The two functions produce very similar results over 10,000 simulations:

```
(->> (repeatedly 10000 #(simulate-search-2a locations))
(map #(apply min %))
frequencies
(sort-by key))
```

`([1 2005] [2 1741] [3 1571] [4 1369] [5 1108] [6 874] [7 662] [8 444] [9 226])`

```
(->> (repeatedly 10000 #(simulate-search-2b locations))
(map #(apply min %))
frequencies
(sort-by key))
```

`([1 1998] [2 1781] [3 1534] [4 1340] [5 1147] [6 881] [7 685] [8 428] [9 206])`

Creating a random search order and looking up the indices of our hiding places doesn't seem to change any underlying probabilities, so let's simplify our implementation to just take the first *n* items in a shuffled list of indices.

```
(defn simulate-search-n [n locations]
(take n (shuffle (range 1 (inc (count locations))))))
```

This isn't as transparent as our original implementation, but we can think of this as a mathematical simplification in which the names of locations cancel out. Instead of names, locations have a position in the search order. Though the contestant doesn't know what that order is, they can still randomly pick locations, which will randomly pick when their hidden objects are found.

Now to the original question, if the contestant really was hiding drugs and their goal was to delay anything being found as long as possible, how should they hide them, in more places or in fewer? To decide, we'll take the average of the earliest locations found:

```
(defn average [xs]
(/ (reduce + xs)
(count xs)))
```

```
(defn average-earliest-found [n]
(->> (repeatedly 10000 #(simulate-search-n n locations))
(map #(apply min %))
average))
```

Objects hidden | Average earliest found |
---|---|

1 | 5.54 |

2 | 3.68 |

3 | 2.74 |

4 | 2.19 |

5 | 1.83 |

6 | 1.58 |

Naturally, the more places objects are hidden, the sooner the first object is found. In a drug search, the best way to delay anything being found is to hide it all in one place.

What about the *Taskmaster* format, in which contestants want to draw out the search to take as long as possible?

```
(defn average-latest-found [n]
(->> (repeatedly 10000 #(simulate-search-n n locations))
(map #(apply max %))
average))
```

Objects hidden | Average latest found |
---|---|

1 | 5.51 |

2 | 7.34 |

3 | 8.28 |

4 | 8.81 |

5 | 9.16 |

6 | 9.43 |

Again, this is intuitive: the more places contestants hide objects, the longer it will take to find all of them.

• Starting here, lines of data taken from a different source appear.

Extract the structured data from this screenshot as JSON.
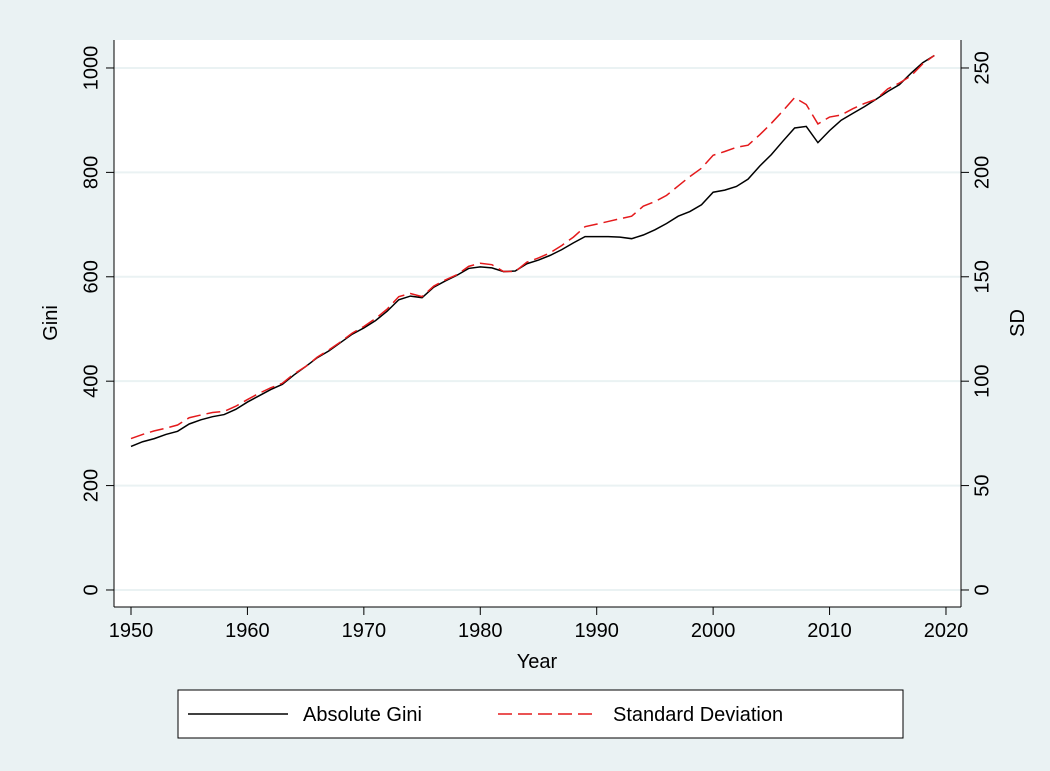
{
  "chart_data": {
    "type": "line",
    "x_label": "Year",
    "y_label": "Gini",
    "y2_label": "SD",
    "x": [
      1950,
      1951,
      1952,
      1953,
      1954,
      1955,
      1956,
      1957,
      1958,
      1959,
      1960,
      1961,
      1962,
      1963,
      1964,
      1965,
      1966,
      1967,
      1968,
      1969,
      1970,
      1971,
      1972,
      1973,
      1974,
      1975,
      1976,
      1977,
      1978,
      1979,
      1980,
      1981,
      1982,
      1983,
      1984,
      1985,
      1986,
      1987,
      1988,
      1989,
      1990,
      1991,
      1992,
      1993,
      1994,
      1995,
      1996,
      1997,
      1998,
      1999,
      2000,
      2001,
      2002,
      2003,
      2004,
      2005,
      2006,
      2007,
      2008,
      2009,
      2010,
      2011,
      2012,
      2013,
      2014,
      2015,
      2016,
      2017,
      2018,
      2019
    ],
    "series": [
      {
        "name": "Absolute Gini",
        "color": "#000000",
        "dash": false,
        "values": [
          275,
          284,
          290,
          298,
          304,
          318,
          326,
          332,
          336,
          346,
          360,
          372,
          384,
          394,
          412,
          428,
          445,
          458,
          474,
          490,
          502,
          516,
          534,
          556,
          563,
          560,
          580,
          592,
          603,
          616,
          619,
          617,
          610,
          611,
          625,
          632,
          641,
          652,
          665,
          677,
          677,
          677,
          676,
          673,
          680,
          690,
          702,
          716,
          725,
          738,
          762,
          766,
          773,
          787,
          812,
          834,
          860,
          885,
          888,
          857,
          880,
          900,
          913,
          926,
          940,
          955,
          968,
          990,
          1010,
          1024
        ]
      },
      {
        "name": "Standard Deviation",
        "color": "#e41a1c",
        "dash": true,
        "axis": "y2",
        "values": [
          72.5,
          74.5,
          76.2,
          77.5,
          79,
          82.5,
          83.8,
          85,
          85.5,
          88,
          91.2,
          94.2,
          96.8,
          99,
          103.5,
          107,
          111.5,
          115,
          118.8,
          123,
          126.2,
          130,
          134.5,
          140.5,
          142,
          140.5,
          145.5,
          148.5,
          151,
          155,
          156.5,
          155.8,
          152.5,
          152.5,
          157,
          159,
          161.5,
          165,
          169,
          174,
          175.2,
          176.5,
          177.8,
          179,
          183.8,
          186,
          189,
          193.5,
          198,
          202,
          208.2,
          210,
          212,
          213,
          218,
          223.5,
          229.5,
          235.8,
          232.5,
          223.2,
          226.5,
          227.5,
          230.5,
          233,
          235,
          240,
          242.8,
          246.2,
          252,
          256
        ]
      }
    ],
    "xlim": [
      1948.54,
      2021.29
    ],
    "xticks": [
      1950,
      1960,
      1970,
      1980,
      1990,
      2000,
      2010,
      2020
    ],
    "ylim": [
      -32.6,
      1053.6
    ],
    "yticks": [
      0,
      200,
      400,
      600,
      800,
      1000
    ],
    "y2lim": [
      -8.15,
      263.4
    ],
    "y2ticks": [
      0,
      50,
      100,
      150,
      200,
      250
    ],
    "grid": true,
    "legend": "bottom"
  }
}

Anecdotally, these results are borne out by the eggplant-hiding task. Contestants who hid three eggplants whole lost to contestants who cut three eggplants into many fragments and hid each fragment separately. Not only did those winning contestants draw out the search by increasing the number of pieces to find, they also created more locations that had to be searched, since there are more places to hide pieces of an eggplant than a whole eggplant.

Some sympathy is due contestants who hid eggplants whole. We're conditioned from childhood by games like Hide and Seek to identify a single obscure location to hide in, not to divide ourselves up into many, possibly mundane locations that extend the search.